じゃあ、何をしても良いのか。それは、多くの駄作を作り上げて観客の舌打ちを呼んできた時代劇ブームの顛末を見れば明白だ。「好きにやっても良い」という事は、「日本の過去を使って叫びきる、強い物語、声高な主張」があればこその芸当。外面だけ整えても、分かる人は分かってしまう厳しい作品作りでもある。

その点では、本作は極めて精巧に作り上げられた良作である。クールジャパンの人気を静かに支えてきた人気漫画「るろうに剣心」をベースに、明治の裏舞台に咲く一人の男が立ち向かう戦いを描く物語。

持ち前の柔らかい物腰と、強靭な意志、熱を画面いっぱいにばら撒く佐藤のもつ幅の広さを確認できるのも大きな魅力だが、それ以上に本作が意味をもつのは、時代劇というジャンルに強引にねじ込まれた現代アクションの最先端技術にある。

もちろん、これまでにワイヤーやCGでアクションを描く日本映画はあった。
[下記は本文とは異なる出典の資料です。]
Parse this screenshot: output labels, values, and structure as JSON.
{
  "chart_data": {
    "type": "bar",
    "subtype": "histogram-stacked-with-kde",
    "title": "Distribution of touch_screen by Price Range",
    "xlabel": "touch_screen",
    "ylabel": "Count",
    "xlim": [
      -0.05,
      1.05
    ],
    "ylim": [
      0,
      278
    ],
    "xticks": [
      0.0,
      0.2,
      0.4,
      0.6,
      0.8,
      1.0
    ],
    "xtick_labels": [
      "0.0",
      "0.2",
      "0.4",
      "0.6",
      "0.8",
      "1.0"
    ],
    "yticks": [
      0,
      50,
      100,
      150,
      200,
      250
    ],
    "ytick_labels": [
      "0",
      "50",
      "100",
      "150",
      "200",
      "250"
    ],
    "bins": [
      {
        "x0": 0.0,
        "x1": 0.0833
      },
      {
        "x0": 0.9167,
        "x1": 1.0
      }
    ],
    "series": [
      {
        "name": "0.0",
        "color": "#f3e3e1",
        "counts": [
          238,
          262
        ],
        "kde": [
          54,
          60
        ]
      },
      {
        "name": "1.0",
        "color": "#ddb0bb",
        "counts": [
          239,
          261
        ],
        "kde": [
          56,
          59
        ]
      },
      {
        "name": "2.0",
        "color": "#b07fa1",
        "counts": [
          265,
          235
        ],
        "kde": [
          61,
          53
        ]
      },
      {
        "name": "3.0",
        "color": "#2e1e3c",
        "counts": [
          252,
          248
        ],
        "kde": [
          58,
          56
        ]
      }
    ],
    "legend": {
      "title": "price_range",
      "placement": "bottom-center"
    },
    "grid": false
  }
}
だが、「静寂」と「心の機微」という分野で独自性を貫いてきた日本時代劇の世界で、ここまで派手にアクションを前に押し出した演出も珍しい。「竜馬伝」演出時に若干の批判を浴びた動の人物描写、乾いた褐色の世界もマッチして、どこまでも「格好良い」男の美学をアクティブに提示する。

誰も知らない、明治時代。ならば、暗躍する男たちの大暴れをCGで叩きつけても、文句は言えまい。そのあっけらかんとした挑発と挑戦は、現代映像界をひた走ってきたスタッフだからこそ生まれる、革新と自信によるものだ。

「悲哀」と「潔い美学」一辺倒で、日本映画界に独自の立ち位置を確立してきた時代劇という表現手段。本作はその牙城に切り込み、「とにかく華麗に、早く、格好良い」という楽しみ方を提案する。その知的な意欲は、今後の作品に対して大いに期待を持たせてくれる一本に本作を高めてくれる。

現代を代表する人気俳優を贅沢に投げ込んで作られている本作。とにかく、その時代劇への挑発力と、娯楽作としての完成度を楽しんでほしい作品だ。